When they’re not selling faulty electrical appliances door-to-door to the elderly or posing as police officers in order to carry out random strip searches on unsuspecting female members of the public, Ronny Lerner and Dylan Leach take a keen interest in sport. Big-time sport. The kind of sport that captures the public’s imagination. Ronny is a veteran of four Lawn Bowls World Championships and Dylan has covered three Indoor Cricket World Cups - albeit in contempt of a restraining order of the West Brisbane Indoor Sports Centre on the last occasion. Every week these two heavyweights of the caper will squeeze their vast sports knowledge into 10 minutes of listening pleasure, otherwise known as ‘Red Time’, for the BPL audience. And if Ronny’s indecent exposure charges are thrown out in May, then there’s every chance that he will be able to co-host the program with Dylan for the entire year!
Bridie O'Donnell grew up in Queensland, watching rugby and NRL and, her favourite, the Olympics. She didn't start competing in sport until her second year of university, when participating in a triathlon seemed like a fun way to spend a Sunday morning.
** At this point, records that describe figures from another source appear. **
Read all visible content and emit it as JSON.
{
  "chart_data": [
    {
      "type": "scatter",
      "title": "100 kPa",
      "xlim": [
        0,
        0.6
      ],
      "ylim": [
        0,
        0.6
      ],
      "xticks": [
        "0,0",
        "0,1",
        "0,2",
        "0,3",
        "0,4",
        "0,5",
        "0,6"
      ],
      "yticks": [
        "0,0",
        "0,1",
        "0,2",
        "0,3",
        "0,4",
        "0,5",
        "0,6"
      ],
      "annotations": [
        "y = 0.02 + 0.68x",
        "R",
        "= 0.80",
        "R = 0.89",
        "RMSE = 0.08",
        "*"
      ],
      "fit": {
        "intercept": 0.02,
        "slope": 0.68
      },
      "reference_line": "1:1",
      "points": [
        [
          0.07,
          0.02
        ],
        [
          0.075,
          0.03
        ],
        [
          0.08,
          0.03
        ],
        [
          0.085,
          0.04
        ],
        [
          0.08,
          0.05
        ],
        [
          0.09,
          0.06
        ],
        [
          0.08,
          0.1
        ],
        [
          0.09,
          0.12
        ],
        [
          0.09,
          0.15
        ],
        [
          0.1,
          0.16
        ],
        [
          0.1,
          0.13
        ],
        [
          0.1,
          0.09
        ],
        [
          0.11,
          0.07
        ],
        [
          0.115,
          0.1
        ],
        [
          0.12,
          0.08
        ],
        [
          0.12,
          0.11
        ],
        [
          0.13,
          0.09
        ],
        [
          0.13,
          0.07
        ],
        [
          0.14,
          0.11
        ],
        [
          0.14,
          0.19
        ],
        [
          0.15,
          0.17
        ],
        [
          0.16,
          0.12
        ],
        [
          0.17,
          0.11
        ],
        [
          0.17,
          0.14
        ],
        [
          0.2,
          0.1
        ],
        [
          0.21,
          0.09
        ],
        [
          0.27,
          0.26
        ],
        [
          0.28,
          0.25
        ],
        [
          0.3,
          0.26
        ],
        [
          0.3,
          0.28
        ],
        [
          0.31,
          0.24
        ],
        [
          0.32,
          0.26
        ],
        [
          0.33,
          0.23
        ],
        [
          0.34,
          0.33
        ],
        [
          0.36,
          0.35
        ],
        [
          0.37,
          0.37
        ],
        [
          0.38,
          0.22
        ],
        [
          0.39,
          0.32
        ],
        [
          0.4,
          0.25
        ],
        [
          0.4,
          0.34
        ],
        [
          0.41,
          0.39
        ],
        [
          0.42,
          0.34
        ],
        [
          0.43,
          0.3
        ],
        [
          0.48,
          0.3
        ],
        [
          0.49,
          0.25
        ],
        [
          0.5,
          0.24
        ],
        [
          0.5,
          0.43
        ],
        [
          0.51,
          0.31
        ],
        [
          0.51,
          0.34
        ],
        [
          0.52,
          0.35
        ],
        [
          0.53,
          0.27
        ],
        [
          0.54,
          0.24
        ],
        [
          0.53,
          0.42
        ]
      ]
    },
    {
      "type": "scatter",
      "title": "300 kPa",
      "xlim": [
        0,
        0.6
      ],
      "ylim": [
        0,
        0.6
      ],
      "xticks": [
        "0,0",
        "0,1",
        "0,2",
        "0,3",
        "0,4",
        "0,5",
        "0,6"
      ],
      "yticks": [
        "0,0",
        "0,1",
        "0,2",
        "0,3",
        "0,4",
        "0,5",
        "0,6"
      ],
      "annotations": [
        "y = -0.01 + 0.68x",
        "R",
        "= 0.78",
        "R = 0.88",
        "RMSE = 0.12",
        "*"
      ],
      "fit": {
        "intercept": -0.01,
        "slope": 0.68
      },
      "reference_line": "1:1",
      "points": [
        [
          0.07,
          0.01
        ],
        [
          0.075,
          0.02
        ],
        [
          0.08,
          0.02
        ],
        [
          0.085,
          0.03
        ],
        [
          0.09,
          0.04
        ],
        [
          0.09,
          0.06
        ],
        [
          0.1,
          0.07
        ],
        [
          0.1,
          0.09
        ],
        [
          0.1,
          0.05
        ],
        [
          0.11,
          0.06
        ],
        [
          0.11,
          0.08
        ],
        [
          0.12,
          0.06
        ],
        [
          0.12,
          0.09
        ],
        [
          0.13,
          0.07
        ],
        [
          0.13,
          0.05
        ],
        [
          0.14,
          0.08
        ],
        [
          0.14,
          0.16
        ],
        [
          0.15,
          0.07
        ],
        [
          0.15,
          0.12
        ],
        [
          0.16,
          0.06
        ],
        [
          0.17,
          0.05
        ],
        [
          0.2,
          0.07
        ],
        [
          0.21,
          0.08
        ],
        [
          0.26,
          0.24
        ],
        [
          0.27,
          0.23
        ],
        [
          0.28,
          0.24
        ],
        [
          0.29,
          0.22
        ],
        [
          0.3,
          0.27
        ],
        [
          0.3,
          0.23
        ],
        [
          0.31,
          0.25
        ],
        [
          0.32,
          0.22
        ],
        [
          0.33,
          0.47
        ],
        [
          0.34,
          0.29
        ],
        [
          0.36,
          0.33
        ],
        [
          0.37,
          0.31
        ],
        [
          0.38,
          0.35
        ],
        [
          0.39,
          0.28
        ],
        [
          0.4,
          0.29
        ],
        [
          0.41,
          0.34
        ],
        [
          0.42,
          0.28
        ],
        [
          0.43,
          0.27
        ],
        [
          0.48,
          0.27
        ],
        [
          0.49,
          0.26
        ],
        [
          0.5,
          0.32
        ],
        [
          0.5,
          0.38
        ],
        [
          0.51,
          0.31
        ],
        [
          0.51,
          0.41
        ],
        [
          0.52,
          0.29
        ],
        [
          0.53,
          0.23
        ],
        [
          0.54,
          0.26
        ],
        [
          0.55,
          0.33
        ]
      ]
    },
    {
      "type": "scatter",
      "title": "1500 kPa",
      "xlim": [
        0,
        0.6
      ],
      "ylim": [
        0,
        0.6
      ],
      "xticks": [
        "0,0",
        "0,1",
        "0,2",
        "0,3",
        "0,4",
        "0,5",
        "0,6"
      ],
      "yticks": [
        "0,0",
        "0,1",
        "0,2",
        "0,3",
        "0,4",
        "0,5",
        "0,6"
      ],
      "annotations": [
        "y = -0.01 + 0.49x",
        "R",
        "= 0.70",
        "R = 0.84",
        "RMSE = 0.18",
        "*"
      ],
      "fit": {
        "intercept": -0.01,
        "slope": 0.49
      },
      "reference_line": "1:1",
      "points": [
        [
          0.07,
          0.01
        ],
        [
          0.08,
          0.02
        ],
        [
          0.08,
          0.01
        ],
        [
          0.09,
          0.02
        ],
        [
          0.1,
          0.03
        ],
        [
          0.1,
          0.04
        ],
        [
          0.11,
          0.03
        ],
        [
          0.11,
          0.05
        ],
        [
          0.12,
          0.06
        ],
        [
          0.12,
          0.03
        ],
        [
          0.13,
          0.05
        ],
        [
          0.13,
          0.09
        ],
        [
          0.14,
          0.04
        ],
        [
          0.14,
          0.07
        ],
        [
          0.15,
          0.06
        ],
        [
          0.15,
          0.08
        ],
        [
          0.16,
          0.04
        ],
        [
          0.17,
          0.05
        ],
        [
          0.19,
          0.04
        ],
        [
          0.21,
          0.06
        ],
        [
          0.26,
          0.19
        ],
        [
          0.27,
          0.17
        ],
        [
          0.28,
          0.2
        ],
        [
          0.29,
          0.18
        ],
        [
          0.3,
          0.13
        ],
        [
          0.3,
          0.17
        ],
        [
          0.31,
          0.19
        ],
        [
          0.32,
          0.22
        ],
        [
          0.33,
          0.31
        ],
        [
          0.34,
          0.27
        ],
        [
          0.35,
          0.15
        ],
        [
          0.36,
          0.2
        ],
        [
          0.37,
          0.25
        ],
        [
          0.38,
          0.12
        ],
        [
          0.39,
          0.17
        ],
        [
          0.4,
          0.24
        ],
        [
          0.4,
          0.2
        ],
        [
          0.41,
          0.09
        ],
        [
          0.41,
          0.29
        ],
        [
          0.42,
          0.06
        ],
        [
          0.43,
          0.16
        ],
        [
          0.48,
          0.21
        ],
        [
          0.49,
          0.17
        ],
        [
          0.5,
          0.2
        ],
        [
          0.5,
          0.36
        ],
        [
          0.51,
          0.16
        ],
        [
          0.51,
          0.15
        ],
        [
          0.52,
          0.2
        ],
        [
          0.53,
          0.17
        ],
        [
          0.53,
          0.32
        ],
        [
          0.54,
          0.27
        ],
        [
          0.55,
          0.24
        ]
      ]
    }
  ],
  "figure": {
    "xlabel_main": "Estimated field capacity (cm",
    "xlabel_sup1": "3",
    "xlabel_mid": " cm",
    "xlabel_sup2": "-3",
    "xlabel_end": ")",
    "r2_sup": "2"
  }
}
This began a love affair with endurance sports, and cycling in particular. After graduating from University of Queensland Medical School, she moved to Melbourne in 2001 and devoted her energy to rowing for five years, sculling at MUBC under the expert tutelage of Barcelona Olympic Gold Medallist, Peter Antonie. In 2006, she finished the Hawaiian Ironman triathlon and then began a specific focus on the individual road time trial. Now she is an Australian professional rider with UCI Team Valdarno (alongside 2009 World Champion, Tatiana Guderzo, and Italian Champion, Monia Baccaille) and spends six months of each year in Tuscany and six in Melbourne. For the first time, her pay cheques are coming solely from cycling as she takes a hiatus from medical work. (As well as writing about cycling for BackPageLead, she files for her blog, Bridie.com.au.)